By Susan Belsinger | Jan 30, 2009
Native to Asia and Europe and grown in both temperate and subtropical climates, this perennial plant has long stalks and large leaves called petioles. Rhubarb requires a cold season to flourish; it likes a winter where the temperatures go to at least 40 degrees or below (it needs this to break dormancy), making it an ideal choice for northern climates. Once temperatures reach between 75 to 80 degrees, plant growth slows down. Gardeners living in southern climes have had some success growing it as an annual, planting it in early spring.
Rhubarb is best started from root divisions or by cutting crowns and dividing them, making sure that each division has a piece of crown, or bud and root enough to grow. You can get these from nurseries or catalogues, or from friends who are dividing their rhubarb plants. Plant the roots in early spring in fertile, well-drained soil that is enriched with organic matter like compost and aged manure; it does best with a pH between 6 and 6.5. Rhubarb will do best in full sun, however, it can grow in some partial shade, but plants and yield will be smaller. Some gardeners plant in hills and others in rows; plant about 3 to 4 feet apart and cover the roots so that the buds or crowns are covered with about 2 inches of soil. It is important to water well for the first few months, especially if it is dry. Straw or leaf mulch is a good idea to retain moisture and discourage weed growth.

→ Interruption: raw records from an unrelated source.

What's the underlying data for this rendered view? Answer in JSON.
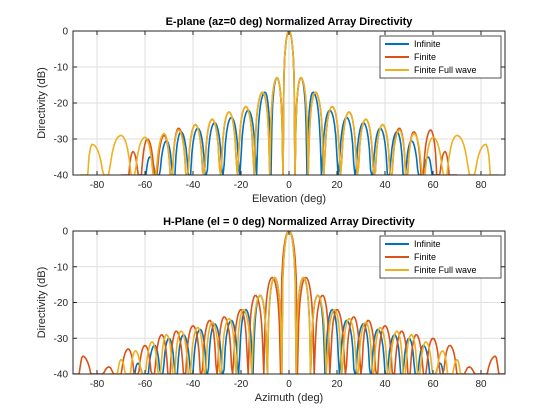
{
  "chart_data": [
    {
      "type": "line",
      "title": "E-plane (az=0 deg) Normalized Array Directivity",
      "xlabel": "Elevation (deg)",
      "ylabel": "Directivity (dB)",
      "xlim": [
        -90,
        90
      ],
      "ylim": [
        -40,
        0
      ],
      "xticks": [
        -80,
        -60,
        -40,
        -20,
        0,
        20,
        40,
        60,
        80
      ],
      "yticks": [
        0,
        -10,
        -20,
        -30,
        -40
      ],
      "grid": true,
      "legend_position": "top-right",
      "series": [
        {
          "name": "Infinite",
          "color": "#0072BD",
          "peaks": [
            [
              -58,
              -35
            ],
            [
              -51,
              -30.5
            ],
            [
              -45,
              -28
            ],
            [
              -38,
              -27
            ],
            [
              -31,
              -25.5
            ],
            [
              -24,
              -24
            ],
            [
              -17,
              -22
            ],
            [
              -10,
              -17
            ],
            [
              -5,
              -13
            ],
            [
              0,
              0
            ],
            [
              5,
              -13
            ],
            [
              10,
              -17
            ],
            [
              17,
              -22
            ],
            [
              24,
              -24
            ],
            [
              31,
              -25.5
            ],
            [
              38,
              -27
            ],
            [
              45,
              -28
            ],
            [
              51,
              -30.5
            ],
            [
              58,
              -35
            ]
          ]
        },
        {
          "name": "Finite",
          "color": "#D95319",
          "peaks": [
            [
              -65,
              -33.5
            ],
            [
              -59,
              -30
            ],
            [
              -52,
              -29
            ],
            [
              -46,
              -27
            ],
            [
              -39,
              -26
            ],
            [
              -32,
              -24.5
            ],
            [
              -25,
              -22.5
            ],
            [
              -18,
              -21
            ],
            [
              -11,
              -17
            ],
            [
              -5,
              -13
            ],
            [
              0,
              0
            ],
            [
              5,
              -13
            ],
            [
              11,
              -17
            ],
            [
              18,
              -21
            ],
            [
              25,
              -22.5
            ],
            [
              32,
              -24.5
            ],
            [
              39,
              -26
            ],
            [
              46,
              -27
            ],
            [
              52,
              -28
            ],
            [
              59,
              -27.5
            ],
            [
              65,
              -33.5
            ]
          ]
        },
        {
          "name": "Finite Full wave",
          "color": "#EDB120",
          "peaks": [
            [
              -82,
              -31.5
            ],
            [
              -70,
              -29
            ],
            [
              -60,
              -29.5
            ],
            [
              -52,
              -28.5
            ],
            [
              -46,
              -27.5
            ],
            [
              -39,
              -26
            ],
            [
              -32,
              -24.5
            ],
            [
              -25,
              -22.5
            ],
            [
              -18,
              -21
            ],
            [
              -11,
              -17
            ],
            [
              -5,
              -13
            ],
            [
              0,
              0
            ],
            [
              5,
              -13
            ],
            [
              11,
              -17
            ],
            [
              18,
              -21
            ],
            [
              25,
              -22.5
            ],
            [
              32,
              -24.5
            ],
            [
              39,
              -26
            ],
            [
              46,
              -27.5
            ],
            [
              52,
              -28.5
            ],
            [
              60,
              -29.5
            ],
            [
              70,
              -29
            ],
            [
              82,
              -31.5
            ]
          ]
        }
      ]
    },
    {
      "type": "line",
      "title": "H-Plane (el = 0 deg) Normalized Array Directivity",
      "xlabel": "Azimuth (deg)",
      "ylabel": "Directivity (dB)",
      "xlim": [
        -90,
        90
      ],
      "ylim": [
        -40,
        0
      ],
      "xticks": [
        -80,
        -60,
        -40,
        -20,
        0,
        20,
        40,
        60,
        80
      ],
      "yticks": [
        0,
        -10,
        -20,
        -30,
        -40
      ],
      "grid": true,
      "legend_position": "top-right",
      "series": [
        {
          "name": "Infinite",
          "color": "#0072BD",
          "peaks": [
            [
              -63,
              -37
            ],
            [
              -56,
              -32
            ],
            [
              -50,
              -30
            ],
            [
              -44,
              -29
            ],
            [
              -37,
              -27.5
            ],
            [
              -31,
              -26
            ],
            [
              -24,
              -25
            ],
            [
              -18,
              -22
            ],
            [
              -12,
              -18
            ],
            [
              -6,
              -13
            ],
            [
              0,
              0
            ],
            [
              6,
              -13
            ],
            [
              12,
              -18
            ],
            [
              18,
              -22
            ],
            [
              24,
              -25
            ],
            [
              31,
              -26
            ],
            [
              37,
              -27.5
            ],
            [
              44,
              -29
            ],
            [
              50,
              -30
            ],
            [
              56,
              -32
            ],
            [
              63,
              -37
            ]
          ]
        },
        {
          "name": "Finite",
          "color": "#D95319",
          "peaks": [
            [
              -86,
              -35
            ],
            [
              -75,
              -38
            ],
            [
              -67,
              -33
            ],
            [
              -60,
              -32
            ],
            [
              -53,
              -29
            ],
            [
              -47,
              -28
            ],
            [
              -40,
              -26.5
            ],
            [
              -33,
              -25
            ],
            [
              -27,
              -24
            ],
            [
              -20,
              -22
            ],
            [
              -14,
              -18
            ],
            [
              -7,
              -13
            ],
            [
              0,
              0
            ],
            [
              7,
              -13
            ],
            [
              14,
              -18
            ],
            [
              20,
              -22
            ],
            [
              27,
              -24
            ],
            [
              33,
              -25
            ],
            [
              40,
              -26.5
            ],
            [
              47,
              -28
            ],
            [
              53,
              -29
            ],
            [
              60,
              -30
            ],
            [
              67,
              -32
            ],
            [
              75,
              -38
            ],
            [
              86,
              -35
            ]
          ]
        },
        {
          "name": "Finite Full wave",
          "color": "#EDB120",
          "peaks": [
            [
              -70,
              -36
            ],
            [
              -64,
              -33.5
            ],
            [
              -57,
              -31
            ],
            [
              -51,
              -29
            ],
            [
              -45,
              -28
            ],
            [
              -38,
              -27
            ],
            [
              -32,
              -25.5
            ],
            [
              -25,
              -24.5
            ],
            [
              -19,
              -22
            ],
            [
              -12,
              -18
            ],
            [
              -6,
              -13
            ],
            [
              0,
              0
            ],
            [
              6,
              -13
            ],
            [
              12,
              -18
            ],
            [
              19,
              -22
            ],
            [
              25,
              -24.5
            ],
            [
              32,
              -25.5
            ],
            [
              38,
              -27
            ],
            [
              45,
              -28
            ],
            [
              51,
              -29
            ],
            [
              57,
              -31
            ],
            [
              64,
              -33.5
            ],
            [
              70,
              -36
            ]
          ]
        }
      ]
    }
  ]
}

It is important to keep rhubarb free of weeds and to keep the seed stalks cut back. Once it produces seed stalks, growth and production of petioles slows down. The first year plants should be harvested sparingly; thereafter, the entire plant can be harvested. Stalks can be harvested by pulling them out from the base one at a time or cutting them at soil level with a sharp knife. The entire plant can be harvested all at once or anytime during its growing season as needed. Depending on the individual plants and the climate, harvest season starts in May or June sometimes there will be a second harvest in August. After the first harvest, or when the plants start putting out small and thin petioles, it is time to stop harvesting and give the plants a rest. If watered during the hotter weather, plants may produce again during the cooler weather of September or October. This depends totally on type of plant and where and how they are grown.
Much of the rhubarb we buy at market is field grown, however, there is also quite a bit of hothouse-grown rhubarb. Crowns are moved into hothouses so that they can be forced during the winter months. Some say that hothouse-grown rhubarb is milder; I am not sure I agree. Rhubarb cultivars are plentiful – they come in green, pink and red, some with 10-inch-long petioles, while others reach 18 inches. Red does not necessarily mean more mature or better flavor; pink and green are just as delicious. And bigger does not always mean better; sometimes the smaller stalks are more tender. In season, choose fresh, firm stalks that are glossy and aren’t limp and ones that are free of brown spots.